まっすぐ足を前に出して歩くとは、どこに足を出すの ?
「まっすぐ足を前に出して歩きましょう」といいますが、あなたならどこに足を出すのが正しいと思いますか?
1, 体の中心線上。
2, 左右それぞれの股関節の前。
3, それ以外。
答えは、1 が正解なのですが、近年この質問をすると、2 と答える人がほとんどになっています。
私はこの事態に危険を感じています。長期的に見れば、体形の崩れから膝の障害へ移行していくからです。この変化は、説明を直訳的に理解した弊害です。

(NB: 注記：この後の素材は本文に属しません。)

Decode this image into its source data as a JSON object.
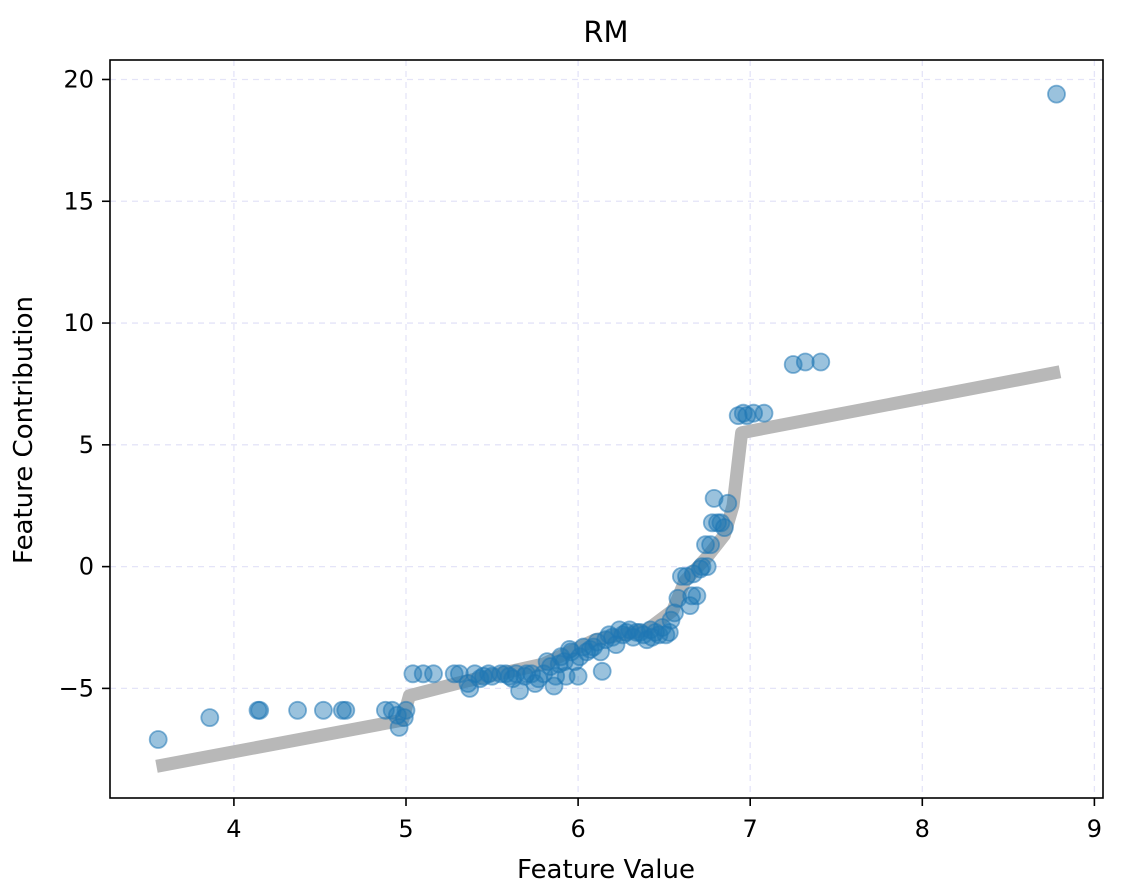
{
  "chart_data": {
    "type": "scatter",
    "title": "RM",
    "xlabel": "Feature Value",
    "ylabel": "Feature Contribution",
    "xlim": [
      3.28,
      9.05
    ],
    "ylim": [
      -9.5,
      20.8
    ],
    "x_ticks": [
      4,
      5,
      6,
      7,
      8,
      9
    ],
    "y_ticks": [
      -5,
      0,
      5,
      10,
      15,
      20
    ],
    "x_tick_labels": [
      "4",
      "5",
      "6",
      "7",
      "8",
      "9"
    ],
    "y_tick_labels": [
      "−5",
      "0",
      "5",
      "10",
      "15",
      "20"
    ],
    "grid": true,
    "series": [
      {
        "kind": "line",
        "color": "#b8b8b8",
        "points": [
          [
            3.55,
            -8.2
          ],
          [
            4.98,
            -6.3
          ],
          [
            5.02,
            -5.3
          ],
          [
            5.35,
            -4.7
          ],
          [
            5.8,
            -4.0
          ],
          [
            6.1,
            -3.0
          ],
          [
            6.4,
            -2.6
          ],
          [
            6.55,
            -1.8
          ],
          [
            6.62,
            -0.6
          ],
          [
            6.75,
            0.4
          ],
          [
            6.85,
            1.3
          ],
          [
            6.9,
            2.5
          ],
          [
            6.95,
            5.5
          ],
          [
            8.8,
            8.0
          ]
        ]
      },
      {
        "kind": "scatter",
        "color": "#1f77b4",
        "alpha": 0.45,
        "points": [
          [
            3.56,
            -7.1
          ],
          [
            3.86,
            -6.2
          ],
          [
            4.14,
            -5.9
          ],
          [
            4.15,
            -5.9
          ],
          [
            4.37,
            -5.9
          ],
          [
            4.52,
            -5.9
          ],
          [
            4.63,
            -5.9
          ],
          [
            4.65,
            -5.9
          ],
          [
            4.88,
            -5.9
          ],
          [
            4.92,
            -5.9
          ],
          [
            4.95,
            -6.1
          ],
          [
            4.96,
            -6.6
          ],
          [
            4.99,
            -6.2
          ],
          [
            5.0,
            -5.9
          ],
          [
            5.04,
            -4.4
          ],
          [
            5.1,
            -4.4
          ],
          [
            5.16,
            -4.4
          ],
          [
            5.28,
            -4.4
          ],
          [
            5.31,
            -4.4
          ],
          [
            5.36,
            -4.8
          ],
          [
            5.37,
            -5.0
          ],
          [
            5.4,
            -4.4
          ],
          [
            5.43,
            -4.6
          ],
          [
            5.45,
            -4.5
          ],
          [
            5.48,
            -4.4
          ],
          [
            5.5,
            -4.5
          ],
          [
            5.55,
            -4.4
          ],
          [
            5.58,
            -4.4
          ],
          [
            5.6,
            -4.5
          ],
          [
            5.62,
            -4.6
          ],
          [
            5.64,
            -4.4
          ],
          [
            5.66,
            -5.1
          ],
          [
            5.69,
            -4.5
          ],
          [
            5.7,
            -4.4
          ],
          [
            5.73,
            -4.4
          ],
          [
            5.75,
            -4.8
          ],
          [
            5.77,
            -4.6
          ],
          [
            5.8,
            -4.4
          ],
          [
            5.82,
            -3.9
          ],
          [
            5.84,
            -4.1
          ],
          [
            5.86,
            -4.9
          ],
          [
            5.87,
            -4.5
          ],
          [
            5.89,
            -4.0
          ],
          [
            5.9,
            -3.7
          ],
          [
            5.92,
            -3.9
          ],
          [
            5.93,
            -4.5
          ],
          [
            5.95,
            -3.4
          ],
          [
            5.96,
            -3.5
          ],
          [
            5.98,
            -3.9
          ],
          [
            6.0,
            -4.5
          ],
          [
            6.01,
            -3.7
          ],
          [
            6.03,
            -3.3
          ],
          [
            6.05,
            -3.5
          ],
          [
            6.07,
            -3.4
          ],
          [
            6.09,
            -3.3
          ],
          [
            6.11,
            -3.1
          ],
          [
            6.13,
            -3.5
          ],
          [
            6.14,
            -4.3
          ],
          [
            6.16,
            -3.0
          ],
          [
            6.18,
            -2.8
          ],
          [
            6.2,
            -2.9
          ],
          [
            6.22,
            -3.2
          ],
          [
            6.24,
            -2.6
          ],
          [
            6.26,
            -2.8
          ],
          [
            6.28,
            -2.7
          ],
          [
            6.3,
            -2.6
          ],
          [
            6.32,
            -2.9
          ],
          [
            6.34,
            -2.7
          ],
          [
            6.36,
            -2.7
          ],
          [
            6.38,
            -2.8
          ],
          [
            6.4,
            -3.0
          ],
          [
            6.42,
            -2.6
          ],
          [
            6.43,
            -2.9
          ],
          [
            6.45,
            -2.7
          ],
          [
            6.47,
            -2.8
          ],
          [
            6.49,
            -2.5
          ],
          [
            6.51,
            -2.8
          ],
          [
            6.53,
            -2.7
          ],
          [
            6.54,
            -2.2
          ],
          [
            6.56,
            -1.9
          ],
          [
            6.58,
            -1.3
          ],
          [
            6.6,
            -0.4
          ],
          [
            6.63,
            -0.4
          ],
          [
            6.65,
            -1.6
          ],
          [
            6.66,
            -1.2
          ],
          [
            6.67,
            -0.3
          ],
          [
            6.69,
            -1.2
          ],
          [
            6.71,
            -0.1
          ],
          [
            6.72,
            0.0
          ],
          [
            6.74,
            0.9
          ],
          [
            6.75,
            0.0
          ],
          [
            6.77,
            0.9
          ],
          [
            6.78,
            1.8
          ],
          [
            6.79,
            2.8
          ],
          [
            6.81,
            1.8
          ],
          [
            6.83,
            1.8
          ],
          [
            6.85,
            1.6
          ],
          [
            6.87,
            2.6
          ],
          [
            6.93,
            6.2
          ],
          [
            6.96,
            6.3
          ],
          [
            6.98,
            6.2
          ],
          [
            7.02,
            6.3
          ],
          [
            7.08,
            6.3
          ],
          [
            7.25,
            8.3
          ],
          [
            7.32,
            8.4
          ],
          [
            7.41,
            8.4
          ],
          [
            8.78,
            19.4
          ]
        ]
      }
    ]
  }
}
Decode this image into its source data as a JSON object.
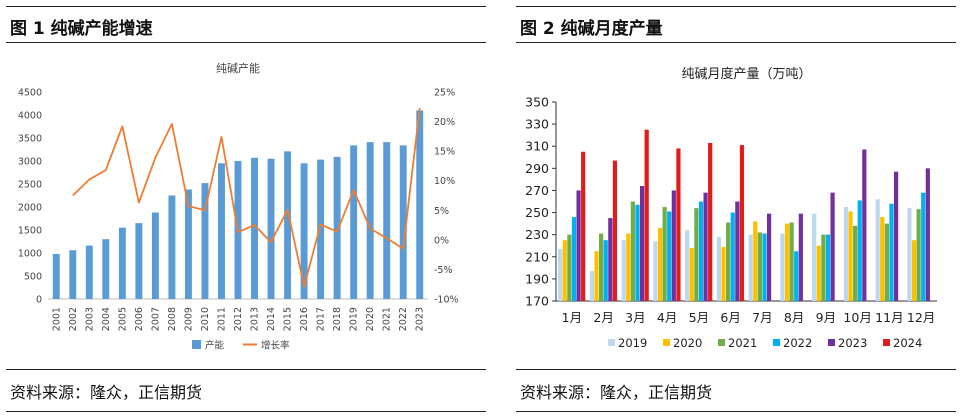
{
  "left": {
    "title": "图 1  纯碱产能增速",
    "source": "资料来源：隆众，正信期货",
    "chart_data": {
      "type": "bar",
      "title": "纯碱产能",
      "categories": [
        "2001",
        "2002",
        "2003",
        "2004",
        "2005",
        "2006",
        "2007",
        "2008",
        "2009",
        "2010",
        "2011",
        "2012",
        "2013",
        "2014",
        "2015",
        "2016",
        "2017",
        "2018",
        "2019",
        "2020",
        "2021",
        "2022",
        "2023"
      ],
      "series": [
        {
          "name": "产能",
          "type": "bar",
          "axis": "left",
          "color": "#5b9bd5",
          "values": [
            980,
            1060,
            1160,
            1300,
            1550,
            1650,
            1880,
            2250,
            2380,
            2520,
            2950,
            3000,
            3070,
            3050,
            3210,
            2950,
            3030,
            3090,
            3340,
            3410,
            3410,
            3340,
            4100
          ]
        },
        {
          "name": "增长率",
          "type": "line",
          "axis": "right",
          "color": "#ed7d31",
          "values": [
            null,
            7.5,
            10.2,
            11.8,
            19.2,
            6.3,
            13.9,
            19.6,
            5.7,
            5.0,
            17.4,
            1.3,
            2.5,
            -0.4,
            5.1,
            -7.9,
            2.6,
            1.4,
            8.4,
            1.9,
            0.3,
            -1.5,
            22.3
          ]
        }
      ],
      "ylim_left": [
        0,
        4500
      ],
      "yticks_left": [
        "0",
        "500",
        "1000",
        "1500",
        "2000",
        "2500",
        "3000",
        "3500",
        "4000",
        "4500"
      ],
      "ylim_right": [
        -10,
        25
      ],
      "yticks_right": [
        "-10%",
        "-5%",
        "0%",
        "5%",
        "10%",
        "15%",
        "20%",
        "25%"
      ],
      "legend": [
        "产能",
        "增长率"
      ]
    }
  },
  "right": {
    "title": "图 2    纯碱月度产量",
    "source": "资料来源：隆众，正信期货",
    "chart_data": {
      "type": "bar",
      "title": "纯碱月度产量（万吨）",
      "categories": [
        "1月",
        "2月",
        "3月",
        "4月",
        "5月",
        "6月",
        "7月",
        "8月",
        "9月",
        "10月",
        "11月",
        "12月"
      ],
      "ylim": [
        170,
        350
      ],
      "yticks": [
        "170",
        "190",
        "210",
        "230",
        "250",
        "270",
        "290",
        "310",
        "330",
        "350"
      ],
      "series": [
        {
          "name": "2019",
          "color": "#bdd7ee",
          "values": [
            217,
            197,
            225,
            224,
            234,
            228,
            230,
            231,
            249,
            255,
            262,
            254
          ]
        },
        {
          "name": "2020",
          "color": "#ffc000",
          "values": [
            225,
            215,
            231,
            236,
            218,
            219,
            242,
            240,
            220,
            251,
            246,
            225
          ]
        },
        {
          "name": "2021",
          "color": "#70ad47",
          "values": [
            230,
            231,
            260,
            255,
            254,
            241,
            232,
            241,
            230,
            238,
            240,
            253
          ]
        },
        {
          "name": "2022",
          "color": "#00b0f0",
          "values": [
            246,
            225,
            257,
            251,
            260,
            250,
            231,
            215,
            230,
            261,
            258,
            268
          ]
        },
        {
          "name": "2023",
          "color": "#7030a0",
          "values": [
            270,
            245,
            274,
            270,
            268,
            260,
            249,
            249,
            268,
            307,
            287,
            290
          ]
        },
        {
          "name": "2024",
          "color": "#e21b1b",
          "values": [
            305,
            297,
            325,
            308,
            313,
            311,
            null,
            null,
            null,
            null,
            null,
            null
          ]
        }
      ]
    }
  }
}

律儀な日本人にとって、「まっすぐ」という言葉は注意が必要です。
建物や工業製品には、「まっすぐ(直線)」を基にして直角や平行といった要素が見た目から重要ですが、人間にこうした要素をはめ込みすぎると破綻をきたします。なぜなら、人の骨格には、直角が無いからです。
例えば、下半身は骨盤に大腿骨が付着していますが、付着した大腿骨は、地面からの垂直に対して、約15度、内側に斜めに付着して股関節を形成しています。(図1-ア)その下の膝関節は、大腿骨と脛骨を繋いでいる角度は、正面から見て4度ほどX脚に付着していて、(図1-イ)その下の足首も垂直から3度ほど脛骨が斜めになるように付着しています。(図1-ウ)これが下半身の理想の骨格の状態で、「まっすぐな骨格」と表現します。人間にとっての「まっすぐ」とは、理想の配列であって、直線や直角ではないのです。他にも大腿骨は横や後ろに向かって反っていたり、股関節にはまる部分も骨本体から約120度だったりと、直線でも直角でもありません。(図2)
人間に必要なのは、見た目の直角や垂直ではなく、目には見えない重さや力の加わっている方向と、それを受け止める部分との関係が直角や垂直になるように体を使うことが重要なのです。その時の見た目の状態は斜めが正しいこともあるのです。


ちなみに、O脚・X脚といいますが、正常が4度X脚の176度の膝で、180度からがO脚で、165度からがX脚、です。つまり、実際にモモとスネの骨がまっすぐな膝はO脚の判断になるのです。
では、なぜこのように股関節は15度も内側に入っているのでしょうか。
それは、片足で立ちやすいためです。二本足で立っている場合、骨盤の中にある重心は両足の中心にあります。ところが、片足になったとき、そのままでは倒れるので、地面に付いている足の真上に重心が移動することでバランスを保ち片足でも立てます。つまり、15度内側に斜めになって、大腿骨が体の中心部を指すことで、どちらの脚が片足になっても、いち早く重心の真下に足を移動できるようになっているのです。安定のための工夫です。
ここで、歩きの条件を思い出してください。必ずどちらかの足が地面についていることが求められます。つまり、片足立ちになることが求められていて、歩くとは、片足立ちの繰り返しです。
これを踏まえて、歩くときに「まっすぐ足を前に出しましょう」の質問に対して、足をどこに出すべきでしょうか。
脚が垂直になるまで膝を伸ばしていなければならないので、そこでしっかり片足になれる場所といえば、足が重心の真下に来る体の中心です。つまり、歩くときの足は、体の中心線上に持っていくことが、人間の骨格から見た真直ぐ足を出すということなのです。
昔から、歩くときの足の運びが、二本線になるのはバランス感覚の弱い老人か歩きはじめの幼児。一本線になるのが青年から大人といわれています。一本線上に足を置いて歩くことが効率よく歩くための基本というわけです。
ちなみに、日本には武道のがあり、武道ではすり足が基本です。どの方向にも瞬時に移動できるように、重心を片足だけにかけないようにします。その場合、二本線上に足を運ぶことの方が理にかなっています。また、すり足ならば腕の振りも難波歩きのような、同じ側の手足を前に出す方法が楽でしょう。
しかし、通常の歩きにおいて、片足立ちの繰り返しの場合、逆側の手足を前に出すことで、力を打ち消すことができ、一本線上に足を運ぶことが快適になります。
日本人の歩き方は、外国人からは「おもしろい。カッコ悪い」など、もったいない印象を持たれています。それもこれも、片足立ちで立ちにくい足の運びをしているからです。その結果、ガニ股で、二本線上を足を運び、膝が曲がってしまうのです。
そして、さらに追い打ちをかけるのが、踵から着地して歩くことを重視するがために、体重移動がしにくいことです。
そのあたりは次の機会でお話しします。